Existem duas diferenças principais entre a abordagem de corredor dos Estados Unidos e a da China. O carro-chefe dos EUA, o PGII, embora amplamente reconhecido como um rival do BRI, é uma iniciativa privada com o “visam reunir nações democráticas para ajudar nações em desenvolvimento a melhorar sua infraestrutura, enquanto a BRI é uma iniciativa conduzida pelo estado.” Portanto, o financiamento para o PGII é muito menor em comparação ao BRI.
Outro grande projeto do Ocidente que também é considerado um rival da BRI é o Iniciativa Global Gateway da UE. Esta iniciativa é um programa de investimento lançado em 2023 pela UE e instituições financeiras europeias de desenvolvimento com o objetivo de mobilizar até 300 bilhões de euros em investimentos públicos e privados de 2021 a 2027 em setores-chave, incluindo transporte. O projeto do Corredor do Meio é um dos principais projetos visados por este fundo, bem como o Programa de Transporte Regional financiado pela UEa ser adotado em 2025, onde a UE “oferecerá assistência técnica para promover projetos existentes e futuros relacionados com transportes” na Ásia Central.

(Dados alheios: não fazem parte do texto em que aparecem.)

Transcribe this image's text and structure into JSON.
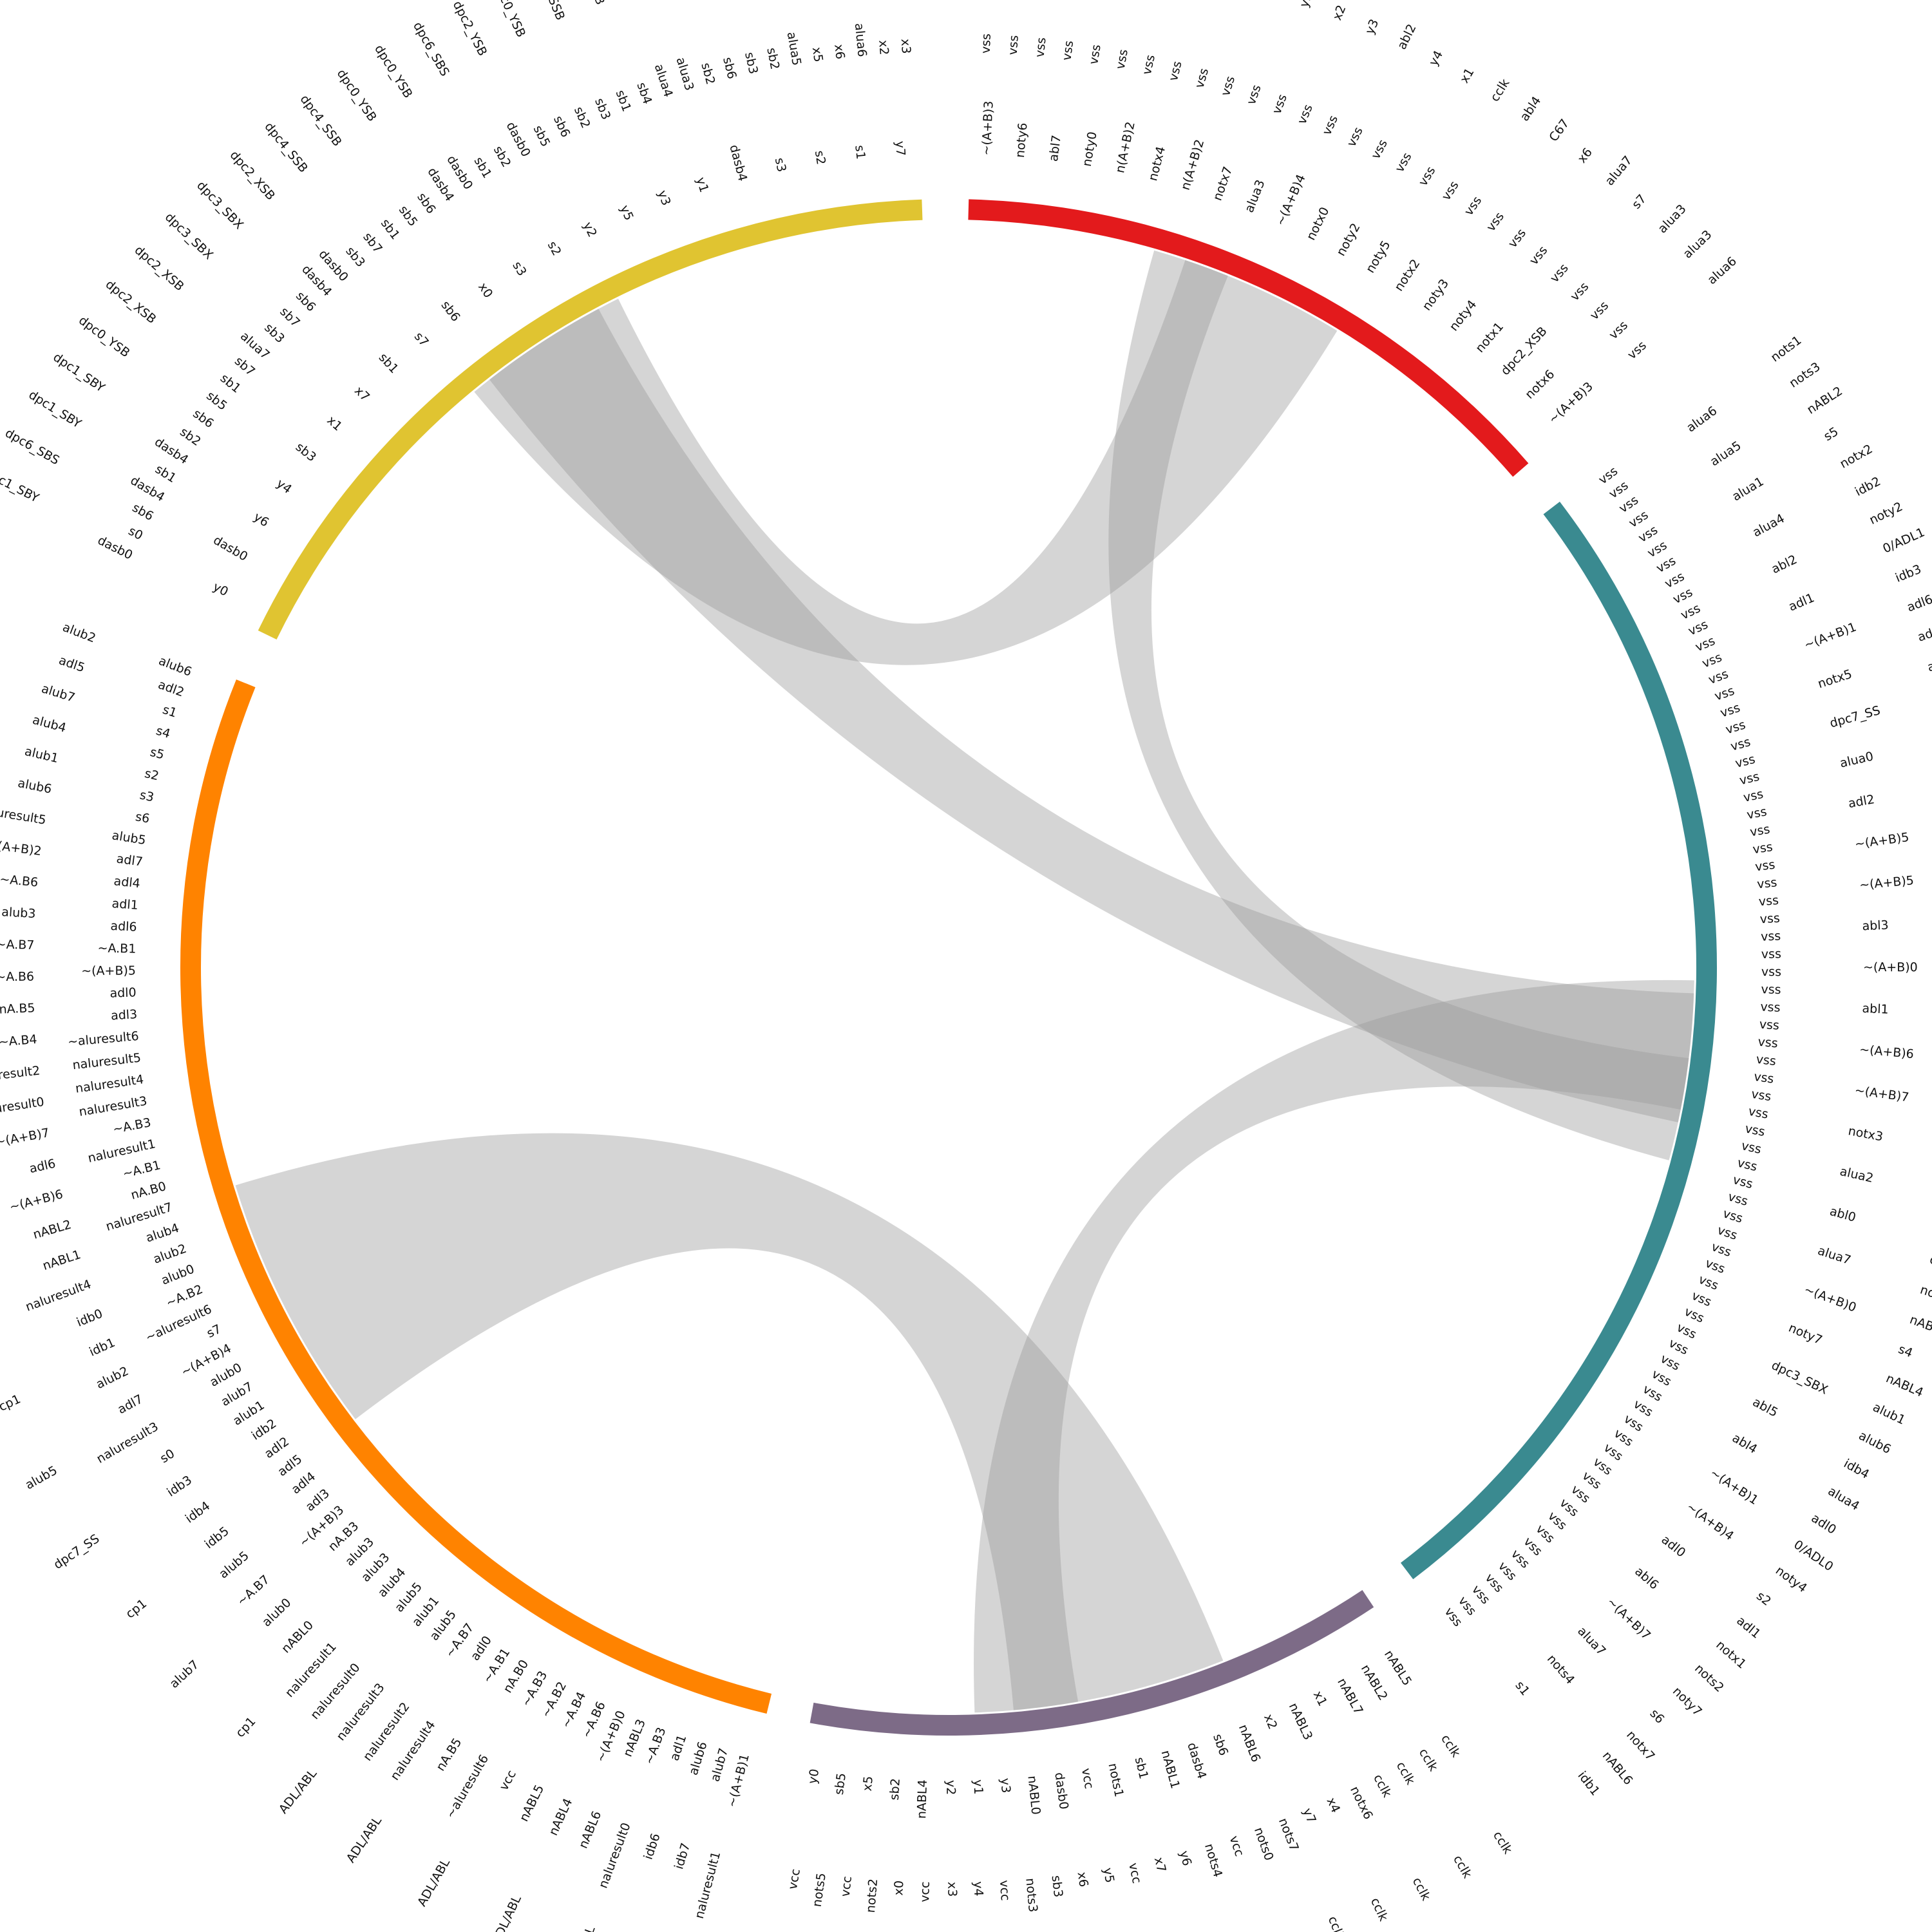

Para os EUA e seus parceiros, o principal objetivo de sua abordagem de corredor é garantir que os interesses e a influência ocidentais não sejam comprometidos no exterior. Isso significa administrar e manter um controle sobre a crescente influência chinesa na economia mundial.
Conclusão
Novas realidades geopolíticas e geoeconômicas na Ásia estão se revelando. O impulso de investimento em infraestrutura de todos os lados para a “corredorização” da Ásia está mudando a ordem internacional como a conhecemos. Embora a BRI da China esteja acontecendo na última década, ainda há esperança de que os EUA e o Ocidente alcancem.
O primeiro passo para abordar essas dinâmicas é reconhecer como o Ocidente pode usar seu modelo para estender e projetar sua influência econômica sobre a Ásia de uma forma que seja autêntica para eles. Segundo, os formuladores de políticas devem explorar onde o Ocidente pode estruturar novas cadeias de suprimentos que permitam que empresas no Sul Global acessem mercados ocidentais. O terceiro e último passo é aumentar o investimento em projetos de infraestrutura na Ásia para que os custos e benefícios do transporte possam ser maximizados.
Esses corredores transnacionais concorrentes estão formando uma nova maneira de pensar sobre estratégia e competição geopolítica que moldarão a próxima década.